The 52-year-old will now never set foot in a school again after a teacher regulation agency panel felt his conviction was so severe he may not be allowed to work with young people for the rest of his life. Documents released from a hearing held in private have revealed how the former PSHE lead was caught by officers pretending to be a 14-year-old boy online.

Harbottle, who taught at Mosspits from September 2011, was arrested on suspicion of sexual communication with a child in May 2023. He appeared in court a month later and was subsequently suspended by the school.

Following a disciplinary hearing held in September 2023, Harbottle - who had led the school’s drama club, was dismissed. On June 1, 2023, he appeared at Southend on Sea Magistrates Court and was convicted of attempting to engage in sexual communication with a child and attempting to meet a child under 16 after grooming them online.

The ex-teacher admitted that he had been contacted by Essex Police following a police sting operation whereby Harbottle communicated with officers posing as a 14-year-old boy. He admitted that this had involved the exchange of sexualised nude images and discussion of sexual acts.

Harbottle also admitted that he organised a meeting with the boy as he believed. He was subsequently sentenced to 10 months’ imprisonment suspended for 24 months, ordered to participate in a sexual offender programme for 30 days, undertake a rehabilitation activity requirement for 25 days and was barred from working with children.

The former teacher was also given a sexual harm prevention order for a decade. The court was told how in May 2023, Harbottle began speaking to someone on a legal dating app with someone he believed to be over 18.

The person was in fact a decoy police officer, who purported to be 14. The documents set out how sexualised photographs were exchanged at Harbottle’s behest and the conversation led swiftly to discussions about “specific and highly intimate sexual behaviour.”

The judge said: “It’s clear that you knew what you were doing, you made that obvious by the sense of some form of self-awareness during the course of those exchanges, and obviously that what you were doing was wholly wrong…” The Judge added how “nonetheless, you persisted, and so it was that you went to meet, what you believed to be, a 14-year-old boy… It must have been in your head, that there was a possibility you might have sexual activity with him…”

The court was told how Harbottle had written a letter in which he had “expressed, unusually but perceptively, [his] own relief at being caught”. The Judge said that it seemed to him that Harbottle had had time to reflect and to “appreciate that the actions of the police in trapping [him]… has perhaps saved you and indeed some other young person, from the reality of what this criminal offence would otherwise mean.”

It was accepted Harbottle had expressed genuine remorse and nothing else was discovered that suggested the former teacher was predatory in any other way. He was given full credit for his guilty pleas and was said to have a significant prospect of rehabilitation.

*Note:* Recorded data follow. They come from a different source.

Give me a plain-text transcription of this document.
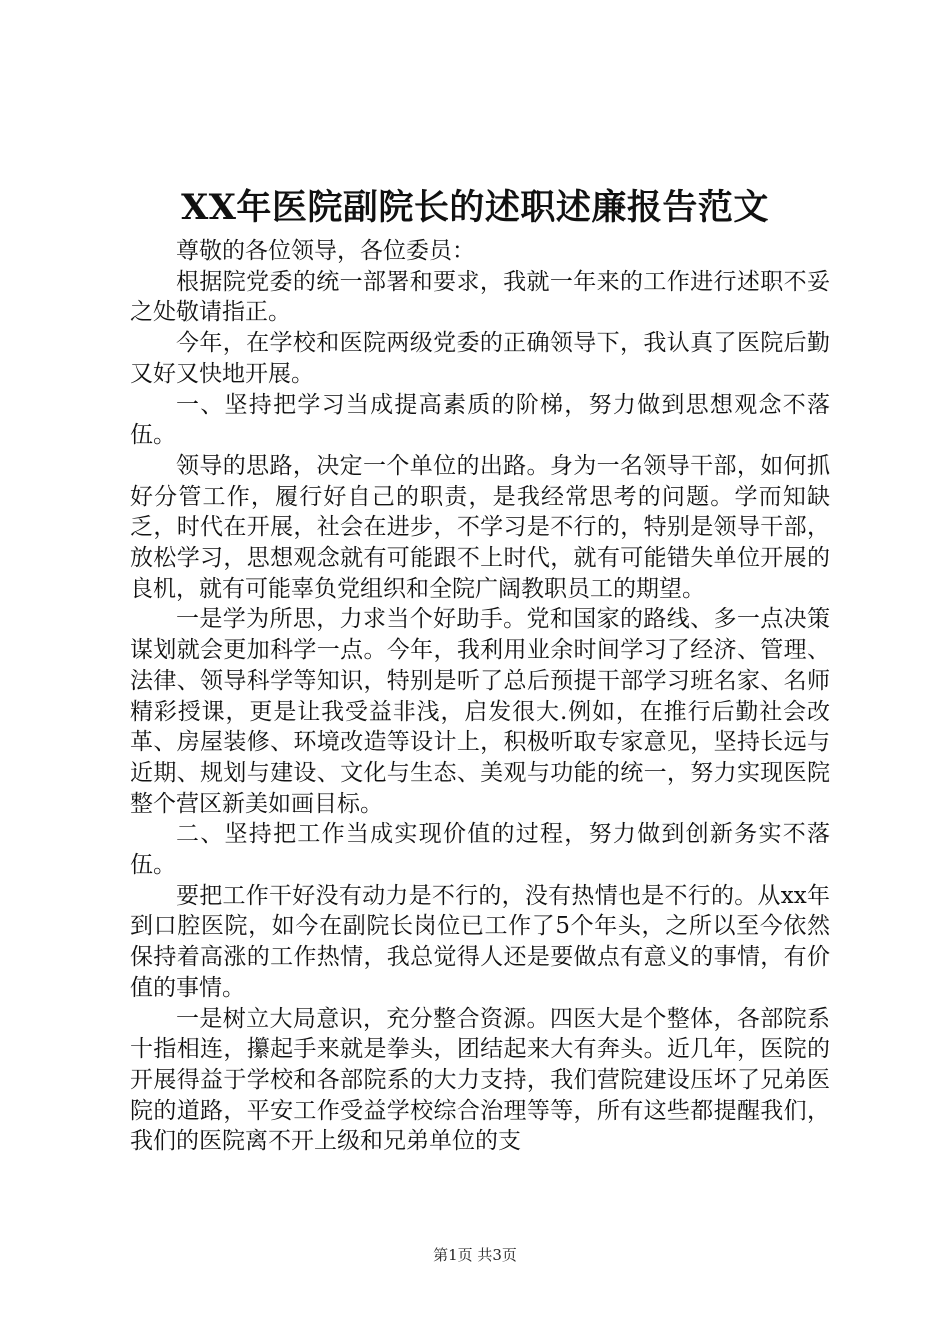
XX年医院副院长的述职述廉报告范文

尊敬的各位领导，各位委员：

根据院党委的统一部署和要求，我就一年来的工作进行述职不妥之处敬请指正。

今年，在学校和医院两级党委的正确领导下，我认真了医院后勤又好又快地开展。

一、坚持把学习当成提高素质的阶梯，努力做到思想观念不落伍。

领导的思路，决定一个单位的出路。身为一名领导干部，如何抓好分管工作，履行好自己的职责，是我经常思考的问题。学而知缺乏，时代在开展，社会在进步，不学习是不行的，特别是领导干部，放松学习，思想观念就有可能跟不上时代，就有可能错失单位开展的良机，就有可能辜负党组织和全院广阔教职员工的期望。

一是学为所思，力求当个好助手。党和国家的路线、多一点决策谋划就会更加科学一点。今年，我利用业余时间学习了经济、管理、法律、领导科学等知识，特别是听了总后预提干部学习班名家、名师精彩授课，更是让我受益非浅，启发很大.例如，在推行后勤社会改革、房屋装修、环境改造等设计上，积极听取专家意见，坚持长远与近期、规划与建设、文化与生态、美观与功能的统一，努力实现医院整个营区新美如画目标。

二、坚持把工作当成实现价值的过程，努力做到创新务实不落伍。

要把工作干好没有动力是不行的，没有热情也是不行的。从xx年到口腔医院，如今在副院长岗位已工作了5个年头，之所以至今依然保持着高涨的工作热情，我总觉得人还是要做点有意义的事情，有价值的事情。

一是树立大局意识，充分整合资源。四医大是个整体，各部院系十指相连，攥起手来就是拳头，团结起来大有奔头。近几年，医院的开展得益于学校和各部院系的大力支持，我们营院建设压坏了兄弟医院的道路，平安工作受益学校综合治理等等，所有这些都提醒我们，我们的医院离不开上级和兄弟单位的支

第1页 共3页
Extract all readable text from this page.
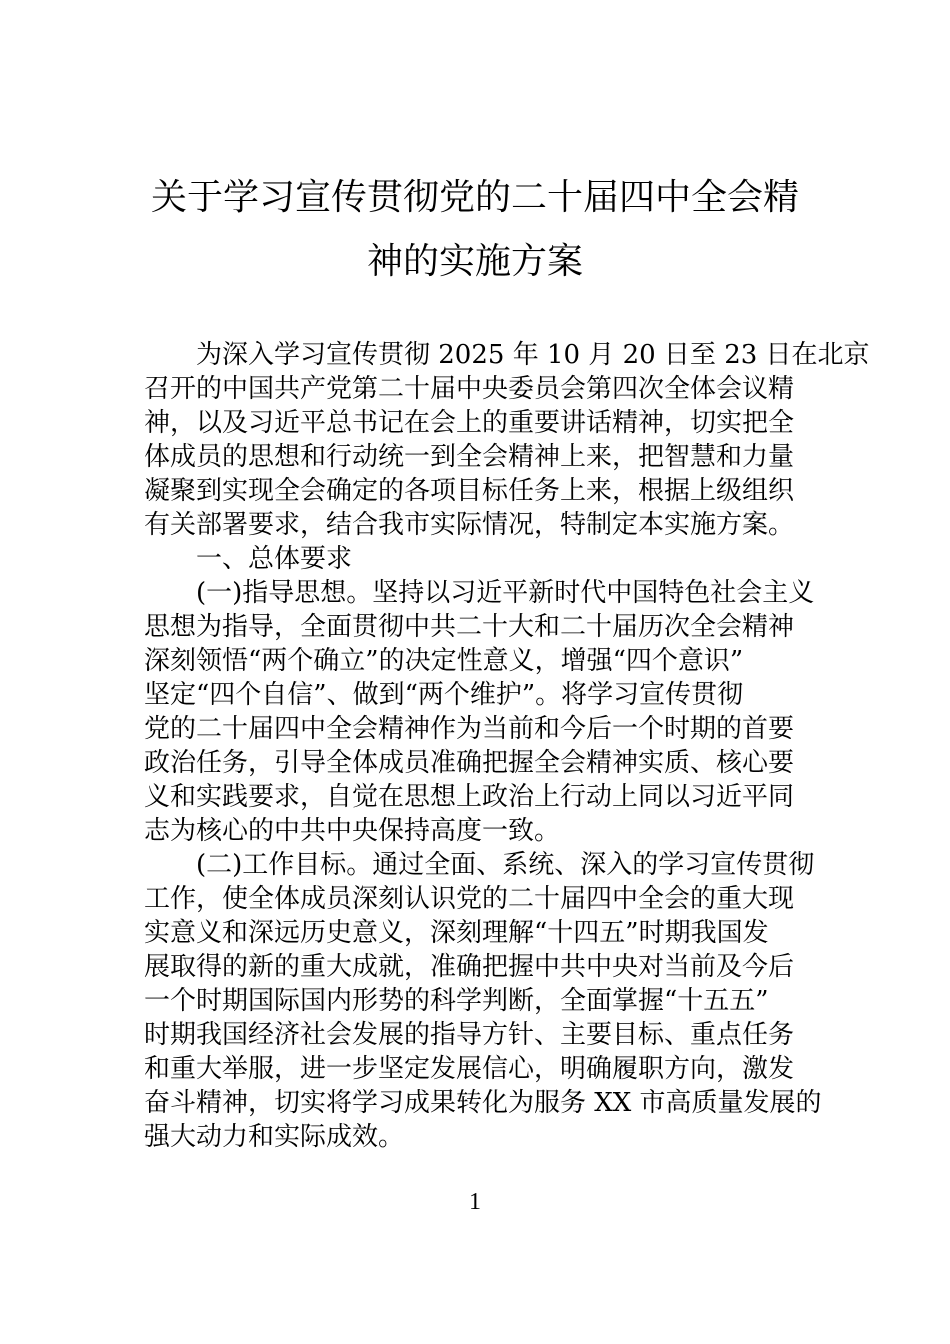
关于学习宣传贯彻党的二十届四中全会精
神的实施方案
为深入学习宣传贯彻 2025 年 10 月 20 日至 23 日在北京
召开的中国共产党第二十届中央委员会第四次全体会议精
神，以及习近平总书记在会上的重要讲话精神，切实把全
体成员的思想和行动统一到全会精神上来，把智慧和力量
凝聚到实现全会确定的各项目标任务上来，根据上级组织
有关部署要求，结合我市实际情况，特制定本实施方案。
一、总体要求
(一)指导思想。坚持以习近平新时代中国特色社会主义
思想为指导，全面贯彻中共二十大和二十届历次全会精神
深刻领悟“两个确立”的决定性意义，增强“四个意识”
坚定“四个自信”、做到“两个维护”。将学习宣传贯彻
党的二十届四中全会精神作为当前和今后一个时期的首要
政治任务，引导全体成员准确把握全会精神实质、核心要
义和实践要求，自觉在思想上政治上行动上同以习近平同
志为核心的中共中央保持高度一致。
(二)工作目标。通过全面、系统、深入的学习宣传贯彻
工作，使全体成员深刻认识党的二十届四中全会的重大现
实意义和深远历史意义，深刻理解“十四五”时期我国发
展取得的新的重大成就，准确把握中共中央对当前及今后
一个时期国际国内形势的科学判断，全面掌握“十五五”
时期我国经济社会发展的指导方针、主要目标、重点任务
和重大举服，进一步坚定发展信心，明确履职方向，激发
奋斗精神，切实将学习成果转化为服务 XX 市高质量发展的
强大动力和实际成效。
1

However, this was not enough for the Teacher Regulation Agency to permit him to return to the classroom. A three person panel found he had acted deliberately and he had fully expected to be suspended from the profession as a result.

The seriousness of the offending meant a lifetime ban was imposed on Harbottle. This means he is prohibited from teaching indefinitely and cannot teach in any school, sixth form college, relevant youth accommodation or children’s home in England.

He will not be permitted to apply to have his eligibility restored.